Heteroduplex rejection during single-strand annealing requires Sgs1 helicase and mismatch repair proteins Msh2 and Msh6 but not Pms1

2004; National Academy of Sciences; Volume: 101; Issue: 25 Linguagem: Inglês

10.1073/pnas.0305749101

1091-6490

Neal Sugawara, Tamara Goldfarb, Barbara Studamire, Eric Alani, James E. Haber,

RNA and protein synthesis mechanisms

Recombination between moderately divergent DNA sequences is impaired compared with identical sequences.
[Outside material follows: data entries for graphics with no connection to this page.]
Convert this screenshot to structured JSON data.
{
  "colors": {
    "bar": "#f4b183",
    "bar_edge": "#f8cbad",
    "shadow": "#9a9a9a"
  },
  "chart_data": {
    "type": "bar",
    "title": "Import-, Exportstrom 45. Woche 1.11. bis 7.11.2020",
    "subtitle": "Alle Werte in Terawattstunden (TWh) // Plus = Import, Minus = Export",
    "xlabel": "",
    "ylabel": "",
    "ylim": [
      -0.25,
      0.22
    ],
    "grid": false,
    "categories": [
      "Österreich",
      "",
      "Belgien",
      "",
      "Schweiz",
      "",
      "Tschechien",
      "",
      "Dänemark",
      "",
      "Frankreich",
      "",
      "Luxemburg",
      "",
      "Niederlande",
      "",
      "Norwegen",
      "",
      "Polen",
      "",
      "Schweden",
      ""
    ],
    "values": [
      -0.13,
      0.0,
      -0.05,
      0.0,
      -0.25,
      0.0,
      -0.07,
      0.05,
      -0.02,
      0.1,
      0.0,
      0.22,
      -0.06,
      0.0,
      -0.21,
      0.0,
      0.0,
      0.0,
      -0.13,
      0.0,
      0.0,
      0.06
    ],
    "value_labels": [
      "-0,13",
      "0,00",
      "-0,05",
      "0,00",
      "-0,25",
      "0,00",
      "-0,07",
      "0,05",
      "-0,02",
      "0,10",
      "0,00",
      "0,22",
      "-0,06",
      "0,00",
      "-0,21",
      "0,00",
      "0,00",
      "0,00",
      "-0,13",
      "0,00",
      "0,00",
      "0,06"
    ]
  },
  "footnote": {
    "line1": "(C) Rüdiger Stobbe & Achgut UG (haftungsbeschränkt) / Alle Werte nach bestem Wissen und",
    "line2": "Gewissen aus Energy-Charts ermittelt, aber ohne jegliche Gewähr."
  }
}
In yeast, an HO endonuclease-induced double-strand break can be repaired by single-strand annealing (SSA) between flanking homologous sequences. A 3% sequence divergence between 205-bp sequences flanking the double-strand break caused a 6-fold reduction in repair compared with identical sequences. This reduction in heteroduplex rejection was suppressed in a mismatch repair-defective msh6 Δ strain and partially suppressed in an msh2 separation-of-function mutant. In mlh1 Δ strains, heteroduplex rejection was greater than in msh6 Δ strains but less than in wild type. Deleting PMS1, MLH2 ,or MLH3 had no effect on heteroduplex rejection, but a pms1 Δ mlh2 Δ mlh3 Δ triple mutant resembled mlh1 Δ. However, correction of the mismatches within heteroduplex SSA intermediates required PMS1 and MLH1 to the same extent as MSH2 and MSH6 . An SSA competition assay in which either diverged or identical repeats can be used for repair showed that heteroduplex DNA is likely to be unwound rather than degraded. This conclusion is supported by the finding that deleting the SGS1 helicase also suppressed heteroduplex rejection.